"İşte yastığın burada." Gözlerindeki gülümsemeye kayıtsız kalamayıp gülümserken, gülüşüm daha da büyüyor ve yanaklarım alev alıyordu. Dudaklarımı kemirip, sonunda gözlerimi ondan çektim ve başımı omzuna yasladım. 

Yoongi'nin kokusu tüm ruhumu doldururken, karşımdaki manzara gittikçe kusursuzlaşırken ve yıldızlar üstümüzde bize göz kırparken fazla mutlu ve huzurluydum. Olan bütün bu şeyler daha fazla iyi hissetmemi sağlıyor ve eksiklikleri dolduruyordu. 

"Bugün çocukların söylediği şey... o şey tamamen şakaydı. Yani, ben kıskanmadım. Asla kıskanmadım. Ben onu kıskanmam...yani şaka yaptılar aslında." Kendi kendine kekeleyerek konuşmaya başladığında neyden bahsettiğini hatırlamıştım. Bu akşam geceye kadar çocukların hepsi Yoongi ile uğraşmış ve sahte sevgilisini kıskandığını söyleyip durmuşlardı. Yoongi'nin ise şu an bunu hatırlayıp, açıklama yapması fazla ama fazla sevimliydi.

"Çocukları biliyoruz." dedim kafamı kaldırmayıp fısıldayarak.

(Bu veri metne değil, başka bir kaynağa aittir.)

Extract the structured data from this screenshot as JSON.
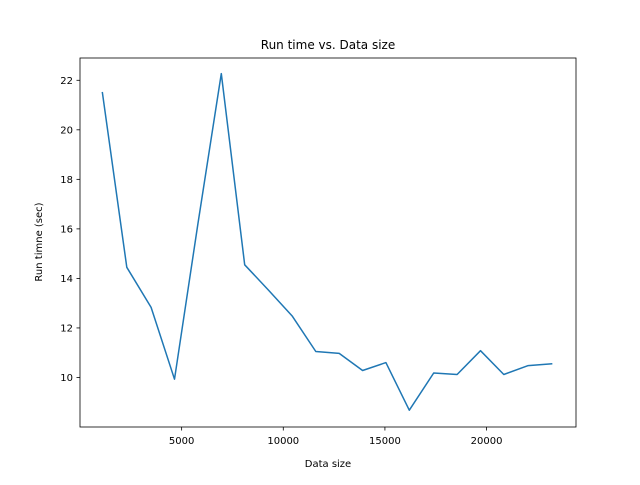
{
  "chart_data": {
    "type": "line",
    "title": "Run time vs. Data size",
    "xlabel": "Data size",
    "ylabel": "Run timne (sec)",
    "xlim": [
      0,
      24400
    ],
    "ylim": [
      8.0,
      22.9
    ],
    "xticks": [
      5000,
      10000,
      15000,
      20000
    ],
    "yticks": [
      10,
      12,
      14,
      16,
      18,
      20,
      22
    ],
    "grid": false,
    "series": [
      {
        "color": "#1f77b4",
        "x": [
          1100,
          2300,
          3500,
          4650,
          5800,
          6950,
          8100,
          9250,
          10450,
          11600,
          12750,
          13900,
          15050,
          16200,
          17400,
          18550,
          19700,
          20850,
          22050,
          23200
        ],
        "y": [
          21.5,
          14.45,
          12.83,
          9.93,
          16.2,
          22.27,
          14.55,
          13.55,
          12.47,
          11.05,
          10.97,
          10.28,
          10.6,
          8.68,
          10.18,
          10.12,
          11.08,
          10.12,
          10.48,
          10.55
        ]
      }
    ]
  }
}
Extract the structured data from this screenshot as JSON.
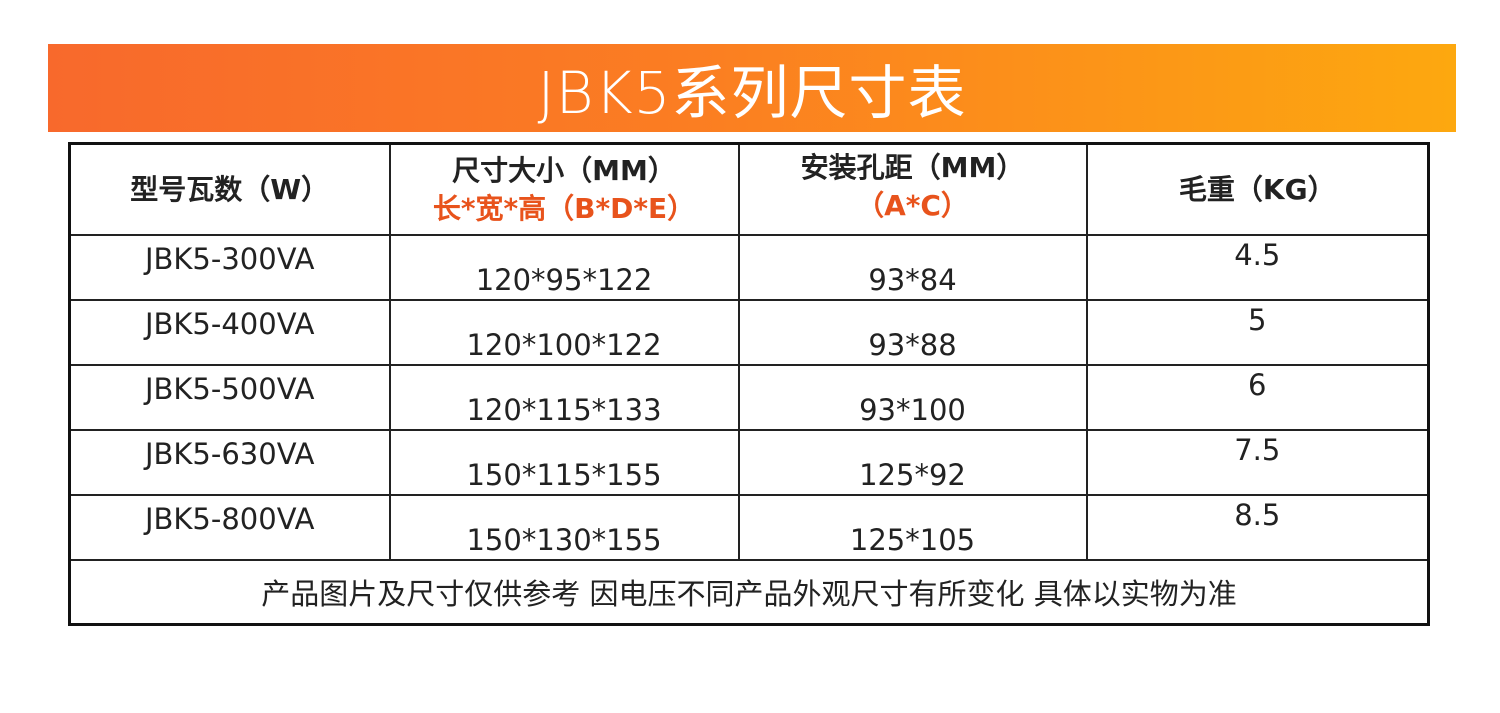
{
  "title": "JBK5系列尺寸表",
  "colors": {
    "banner_start": "#f8692c",
    "banner_end": "#fda80f",
    "highlight": "#e8531c"
  },
  "headers": [
    {
      "line1": "型号瓦数（W）",
      "line2": ""
    },
    {
      "line1": "尺寸大小（MM）",
      "line2": "长*宽*高（B*D*E）"
    },
    {
      "line1": "安装孔距（MM）",
      "line2": "（A*C）"
    },
    {
      "line1": "毛重（KG）",
      "line2": ""
    }
  ],
  "rows": [
    [
      "JBK5-300VA",
      "120*95*122",
      "93*84",
      "4.5"
    ],
    [
      "JBK5-400VA",
      "120*100*122",
      "93*88",
      "5"
    ],
    [
      "JBK5-500VA",
      "120*115*133",
      "93*100",
      "6"
    ],
    [
      "JBK5-630VA",
      "150*115*155",
      "125*92",
      "7.5"
    ],
    [
      "JBK5-800VA",
      "150*130*155",
      "125*105",
      "8.5"
    ]
  ],
  "note": "产品图片及尺寸仅供参考 因电压不同产品外观尺寸有所变化 具体以实物为准"
}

"Yine de çok saçma. O kızı neden kıskanayım ki? Üstelik çocuklardan neden kıskanayım? Üstelik onu sevmiyo.." Arkadan gelen yüksek sesli bir kadın çığlıyla Yoongi'nin sözü kesilmiş, ben ise yerimden sıçrayarak hızlıca onun ellerine davranmıştım.

"O neydi?" Arkamdaki eski ve bakımsız evlere dönüp baktığımda her yer karanlık görünüyordu. Ara sıra tekrardan yankılanan kadın çığlıkları ve küfürler bu sessizlikte yankılanıyordu.

"Ah! Yine başladık, harika." Yerinden kalkarak elimden tuttu ve arabaya doğru hareketlendi Yoongi. Gözlerimi evlerden çekemeyerek onun peşinden sürüklendiğim de korkuyla paniklemiştim.

"Neler oluyor? Polise falan haber verelim, bir şeyler yapalım."

"Polisler gelmiyor bile." Beni arabaya bindirip, kemerimi taktığında sürücü kısmına geçti ve devam etti. "İlk başıma geldiğinde polisleri aramıştım ama bana onlara bulaşmamam gerektiğini, artık kendilerinin bile ilgilenmediğini söyledi. Sanırım uyuşturucu işinde falanlar ve kadın belirli aralıklarla kocasıyla bu şekilde kavga ediyor. Sen araya girmeye kalkarsan da kadın senin saldırdığını söylüyor." 

Omuz silkerek arabayı çalıştırdığında geri geri gitmeye başlamıştı. Hala o çığlıkları üstümden atamamış, eve doğru bakıyordum. Bir gölgenin evlerin arasından çıkıp, yola doğru koştuğunu görmüştüm. Bir kadın gölgesine benziyordu. Çığlıklar devam ederken gözümü kırpamadım ve arka arkaya giden Yoongi'yi dürtükledim tekrardan.

"Bunlar kötü insanlar Seon Ah. Başın belaya girer." Düz yola çıktığımızda arabanın peşinden koşan kadın gittikçe daha geride kalmıştı. Bu mükemmel gecenin bu şekilde bitmesi ne kadar şanssızlık olsa da devam ettirmek istedim. Kulakları alıp takarak, şarkıyı tekrardan açtım. Kafamı yana çevirip, yolu izleyerek dinlediğimde bu geceyi böyle hak ederek bitirmek istemiştim. 

Ve tüm gece aklımda kalmıştı bu şarkı. Uykumun içinde bile kulaklarımdaydı, gerçi çok uyuduğum söylenemezdi. Bilmediğim bu şarkının melodisi beni ödül için gidilen mekana kadar bile takip etmişti.

"Bir fotoğrafını çekebilir miyim?" Dedi, benim saçımı ve makyajımı yapan tatlı kız. Mahçup bir şekilde olumsuz anlamda kafamı sallamıştım. Çocuklar beni bu konuda tembihlemişti.

"Gizlilik için fotoğraf çektirmiyorum, üzgünüm."

"Hayır, sorun değil. Sadece çok..çok büyüleyicisiniz." İltifatına utanarak gülümsediğimde kapının açılmasıyla Soo Bin girmişti içeri. Gelmesiyle ayaklandığımda bir süre bakışlarının baskısı altında kalmıştım.